David Pinheiro

2024.04.02

Chaga: Ferida aberta, não cicatrizada; em sentido figurado problema grave, de que resultam sérios danos (materiais ou morais); aflição, mágoa; defeito, pecha (significado descrito em Infopedia)

O significado de chaga reflete bem o resultado das eleições legislativas do passado dia 10 de março, pois daí surgiu uma ferida aberta na sociedade portuguesa e, tão cedo, não se perspetiva como a poderemos cicatrizar. Isto porque este resultado põe em contraponto duas visões distintas para uma vivência em sociedade.

Anos de políticas desastrosas para uma larga franja das populações, serviços públicos sem capacidade de resposta, casos permanentes de alegada corrupção, situações evidentes de potencial conflito de interesses entre atores políticos e grupos empresariais ou escritórios de advogados ou a opacidade nos processos de decisão resultantes de um lobbying não regulado são apenas alguns dos exemplos que minaram a confiança dos portugueses nas instituições e conduziram a um descrédito na gestão da coisa pública.

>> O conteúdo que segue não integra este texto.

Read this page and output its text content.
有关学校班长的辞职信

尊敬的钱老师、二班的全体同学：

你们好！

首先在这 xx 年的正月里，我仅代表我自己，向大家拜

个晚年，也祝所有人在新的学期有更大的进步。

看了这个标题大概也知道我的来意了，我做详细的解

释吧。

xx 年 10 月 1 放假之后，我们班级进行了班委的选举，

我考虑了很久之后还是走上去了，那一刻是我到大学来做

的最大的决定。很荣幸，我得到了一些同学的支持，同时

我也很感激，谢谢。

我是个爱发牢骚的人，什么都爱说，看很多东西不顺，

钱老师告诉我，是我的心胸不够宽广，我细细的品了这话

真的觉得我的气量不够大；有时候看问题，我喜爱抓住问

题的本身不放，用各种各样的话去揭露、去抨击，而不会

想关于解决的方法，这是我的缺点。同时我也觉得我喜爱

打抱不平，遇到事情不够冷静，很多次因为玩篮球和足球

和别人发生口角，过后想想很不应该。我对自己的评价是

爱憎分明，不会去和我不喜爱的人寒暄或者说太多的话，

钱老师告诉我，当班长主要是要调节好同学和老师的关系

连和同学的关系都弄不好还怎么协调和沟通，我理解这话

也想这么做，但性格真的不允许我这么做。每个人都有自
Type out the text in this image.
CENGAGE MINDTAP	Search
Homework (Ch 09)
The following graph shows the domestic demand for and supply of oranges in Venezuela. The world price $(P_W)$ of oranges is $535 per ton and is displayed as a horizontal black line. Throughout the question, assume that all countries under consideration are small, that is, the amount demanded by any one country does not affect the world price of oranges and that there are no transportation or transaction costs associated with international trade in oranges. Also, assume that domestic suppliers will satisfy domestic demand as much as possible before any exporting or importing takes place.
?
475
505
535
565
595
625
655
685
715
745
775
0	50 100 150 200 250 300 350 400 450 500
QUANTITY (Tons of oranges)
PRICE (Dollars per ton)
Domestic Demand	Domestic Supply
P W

Este descrédito abriu caminho para o confronto de duas perspetivas da sociedade.

Por um lado, uma visão de desagrado com o rumo do país, de quem prefere uma mudança na governação, assente na preservação dos valores democráticos e no funcionamento das instituições. Nesta perspetiva procuram-se alternativas democráticas dentro do quadro político nacional, ora concretizada por uma abordagem diferente na governação, que vise a transformação do país e (suposta) melhoria da qualidade de vida dos portugueses, ora por uma continuidade das políticas anteriores, ainda que elas próprias sejam causadoras da descrença de muitos e do descrédito das instituições.

Por outro lado, uma visão de protesto, por quem deixou de acreditar no “sistema” e que, na sua maioria, revela uma desconsideração pelo regular funcionamento das instituições democráticas e nem sequer quererá saber da bondade ou aplicabilidade de propostas apresentadas.

Para satisfazer esta visão de protesto é suficiente gritar para se criar o alvoroço, ainda que o resultado deste ruído seja a inoperância das instituições ou o caos generalizado. Uma berraria que tenta chegar a todos e mais alguns (forças de segurança, profissionais de saúde, oficiais de justiça, pensionistas, etc, etc), ao sabor do surgimento deste ou daquele apelo, mesmo sabendo que determinados compromissos obrigam a um enquadramento orçamental (corte de despesas ou aumento de impostos), mas que a esta perspetiva ruidosa nada diz pois o que interessa mesmo é o ganho (eleitoral) imediato a que muitos se vergam. É esse o único objetivo, conquistar o poder, mesmo que para isso tenham de dizer tudo e o seu contrário ou que, verdadeiramente, se estejam “nas tintas” para o que o povo precisa.

Uma coisa é certa, em ambas as perspetivas verifica-se uma desconfiança generalizada da atividade política em Portugal. Mas enquanto uns afirmam um caminho extremado e caótico, antecipando um Deus, Pátria, Família autocrático e castrador de liberdades e garantias, outros persistem no modelo democrático que um dia Churchill descreveu como “o pior dos regimes, à exceção de todos os outros”, mas que ainda hoje subsiste como responsável das liberdades e garantias essenciais ao nosso modo de vida ocidental.

É por isso que apesar do justificado descontentamento generalizado e desconfiança da atividade política, todos estamos convocados para combater esta chaga na sociedade portuguesa, com exigência e escrutínio permanentes àqueles a quem delegamos a nossa representação nas instâncias políticas.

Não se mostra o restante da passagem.